Netbooks Aren't Dead, They've Risen as Windows 8 Hybrids
Those popular netbooks aren't being made anymore. Well, at least not by name.
Jan. 3, 2013 -- I am typing this piece on a cramped keyboard. On the 10.1-inch screen, I have Internet Explorer open on the left and a Word document on the right.
In 2009 you would have assumed I was pounding away on a netbook -- the type of machine that The Guardian reports is now officially dead. The paper didn't quite write a heartfelt obit, but did report that the last two major PC makers making netbooks -- Acer and Asus -- have halted production of their little laptops.

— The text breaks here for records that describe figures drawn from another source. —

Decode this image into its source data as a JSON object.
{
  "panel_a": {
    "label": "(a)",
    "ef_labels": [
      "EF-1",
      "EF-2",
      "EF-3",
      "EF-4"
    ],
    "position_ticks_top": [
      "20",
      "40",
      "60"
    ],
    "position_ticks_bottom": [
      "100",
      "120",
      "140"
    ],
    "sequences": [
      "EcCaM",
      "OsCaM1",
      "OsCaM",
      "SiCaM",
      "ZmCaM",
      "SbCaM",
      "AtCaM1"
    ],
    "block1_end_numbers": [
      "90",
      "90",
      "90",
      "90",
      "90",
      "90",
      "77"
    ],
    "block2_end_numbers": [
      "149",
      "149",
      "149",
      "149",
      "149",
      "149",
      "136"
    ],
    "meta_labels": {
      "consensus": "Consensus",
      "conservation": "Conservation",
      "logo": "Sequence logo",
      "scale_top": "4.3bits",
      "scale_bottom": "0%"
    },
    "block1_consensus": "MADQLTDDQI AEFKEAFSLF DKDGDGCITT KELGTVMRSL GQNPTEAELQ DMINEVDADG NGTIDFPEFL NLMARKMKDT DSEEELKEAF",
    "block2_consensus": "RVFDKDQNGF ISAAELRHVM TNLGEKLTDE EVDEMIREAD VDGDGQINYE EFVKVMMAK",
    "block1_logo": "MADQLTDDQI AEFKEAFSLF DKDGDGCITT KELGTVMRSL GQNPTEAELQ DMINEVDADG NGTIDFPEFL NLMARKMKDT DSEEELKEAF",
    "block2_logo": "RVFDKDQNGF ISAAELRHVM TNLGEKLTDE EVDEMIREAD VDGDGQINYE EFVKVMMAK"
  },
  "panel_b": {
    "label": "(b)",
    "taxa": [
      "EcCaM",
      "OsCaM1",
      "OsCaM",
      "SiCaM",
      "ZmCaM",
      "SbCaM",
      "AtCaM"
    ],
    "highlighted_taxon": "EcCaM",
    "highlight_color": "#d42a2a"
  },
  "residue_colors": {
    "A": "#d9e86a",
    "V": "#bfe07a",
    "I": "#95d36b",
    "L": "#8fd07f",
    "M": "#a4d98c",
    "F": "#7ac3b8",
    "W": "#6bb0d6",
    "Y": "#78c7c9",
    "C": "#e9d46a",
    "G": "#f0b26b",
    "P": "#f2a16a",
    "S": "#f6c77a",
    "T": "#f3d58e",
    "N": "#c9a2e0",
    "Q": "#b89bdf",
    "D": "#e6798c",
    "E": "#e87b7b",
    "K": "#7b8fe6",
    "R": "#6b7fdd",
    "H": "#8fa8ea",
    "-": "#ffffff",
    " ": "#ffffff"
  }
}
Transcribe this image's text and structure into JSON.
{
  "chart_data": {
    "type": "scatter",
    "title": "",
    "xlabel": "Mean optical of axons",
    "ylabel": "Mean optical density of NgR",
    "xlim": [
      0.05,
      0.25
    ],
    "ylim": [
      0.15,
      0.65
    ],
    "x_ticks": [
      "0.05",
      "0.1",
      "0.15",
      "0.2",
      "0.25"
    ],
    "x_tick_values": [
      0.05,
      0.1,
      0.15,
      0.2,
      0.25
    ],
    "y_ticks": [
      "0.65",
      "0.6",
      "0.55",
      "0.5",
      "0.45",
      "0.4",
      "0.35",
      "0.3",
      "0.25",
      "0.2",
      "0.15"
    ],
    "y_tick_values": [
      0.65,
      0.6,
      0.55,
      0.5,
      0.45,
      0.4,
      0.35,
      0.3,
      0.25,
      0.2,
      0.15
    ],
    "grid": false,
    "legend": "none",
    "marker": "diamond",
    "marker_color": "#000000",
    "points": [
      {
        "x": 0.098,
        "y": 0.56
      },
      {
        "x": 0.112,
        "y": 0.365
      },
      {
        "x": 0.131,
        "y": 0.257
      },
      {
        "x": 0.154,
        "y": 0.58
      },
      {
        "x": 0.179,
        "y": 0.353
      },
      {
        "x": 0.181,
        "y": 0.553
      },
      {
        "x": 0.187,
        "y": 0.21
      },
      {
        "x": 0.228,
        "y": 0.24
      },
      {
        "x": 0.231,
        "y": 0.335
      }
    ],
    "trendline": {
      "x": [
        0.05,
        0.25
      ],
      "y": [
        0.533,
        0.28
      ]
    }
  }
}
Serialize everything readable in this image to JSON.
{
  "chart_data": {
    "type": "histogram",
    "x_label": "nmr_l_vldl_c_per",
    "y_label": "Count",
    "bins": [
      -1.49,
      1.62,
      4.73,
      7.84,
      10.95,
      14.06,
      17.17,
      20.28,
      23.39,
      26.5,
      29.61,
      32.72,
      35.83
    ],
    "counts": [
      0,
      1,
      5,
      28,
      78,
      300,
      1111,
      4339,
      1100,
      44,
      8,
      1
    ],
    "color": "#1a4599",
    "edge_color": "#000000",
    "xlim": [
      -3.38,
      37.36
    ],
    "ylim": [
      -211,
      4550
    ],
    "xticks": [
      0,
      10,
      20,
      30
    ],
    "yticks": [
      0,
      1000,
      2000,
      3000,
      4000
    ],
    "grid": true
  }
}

That's right, all the major PC makers -- Asus, Acer, Lenovo, Samsung, Dell and HP -- that started making the once-popular, very affordable and portable Windows PCs starting in 2008, all have killed off their netbook lines.
Yet they haven't really. They killed them -- only to bring them right back to life with a twist. Yes, the undead netbooks -- zombies, if you like -- are still rolling off the production lines. You could call them tablet hybrids.
A New Touch of Windows
Look at HP's Envy X2, Asus' Vivo Tab, or Samsung's Ativ Smart PC 500T. Acer's W510 (the machine on which I have written this entire editorial). All of those are tablets, which run Windows 8. But with each comes a keyboard dock, turning them into mini-laptops. You've got it: just like those old netbooks.
By that definition you could say the iPad can be made into a netbook with one of the many Bluetooth keyboards available, but these hybrid tablets have more in common with those now-perished netbooks. They have Intel Atom processors (the same family Intel put in netbooks), 10- to 11-inch screens, and they're being marketed as devices you can work and play on. True fans of the Eee PC, Asus' netbook line, will remember that those three E's stood for "Easy to Learn, Easy to Work, Easy to Play."
They are also quick to boot, connect to the Internet, and get upwards of seven hours of battery life (even more if there is an extra battery in the dock) -- just as the netbooks promised. I'm not including Windows RT tablets here, like the Microsoft Surface RT -- those are cheaper, but don't run older Windows programs.
But there are a few significant things that set them apart from the original netbook generation. First, they are more expensive. The $299 to $399 price tags were arguably what fueled the popularity of the small computers. Most of the new machines start at around $650. And then there's the new and improved operating system -- Windows 8. Microsoft's designed Windows 8 for touch, but also for keyboards and mice. The company has made it very clear that it wanted to embrace the new style of mobile apps without giving up the familiarity and productivity of Windows.
"You have the full power of being able to use Office," Steven Sinofsky, the former head of the Windows team, told me before he left the company in November. "We didn't want to give that up."
With the new set of smaller hybrids -- the 10-inch tablets with keyboards, not the more powerful Intel Core processor powered ultrabooks like the Lenovo IdeaPad Yoga -- Microsoft wanted to take the best of the tablet (or really what Apple did with the iPad), and merge it with the productivity and portability of netbooks and laptops.
History Repeats
It makes a lot of sense. Who doesn't want just one computer and tablet? But the problem is that Swiss-army-knife devices -- ones that try to do it all -- usually have big drawbacks.
Some are heavy, the keyboards are cramped and the track pads can be horrendous (my thumb is actually red from using the track pad on this Acer). Others are slower and simply don't provide the power and smooth experience you'd expect for $600. (Laptop Magazine has a great piece quantifying the shortcomings.) When we were dealing with $299 computers maybe that was acceptable, but not when you are inching toward $1,000.
Unfortunately, it really is as Apple CEO Tim Cook put it: "The problem is that products are about trade-offs, and you begin to make trade-offs to the point where what you have left at the end of the day doesn't please anyone," Cook said on an earnings call in April. "You can converge a toaster and a refrigerator, but those things are probably not going to be pleasing to the user."
Just like the original netbooks, the new hybrids don't provide anywhere near the performance of a real laptop or ultrabook. And then there's the device that already has blood on its hands for killing the first generation of netbooks -- the iPad. As tablets, the new Windows 8 devices are just not as good as the iPad. At least not yet.
Bottom line: You're better off getting a thin and light laptop or an iPad or cheaper tablet. Once again, netbooks are stuck making serious compromises, and this time there isn't the cheap price tag to keep them alive.
But, of course, zombies can pretty much survive anything.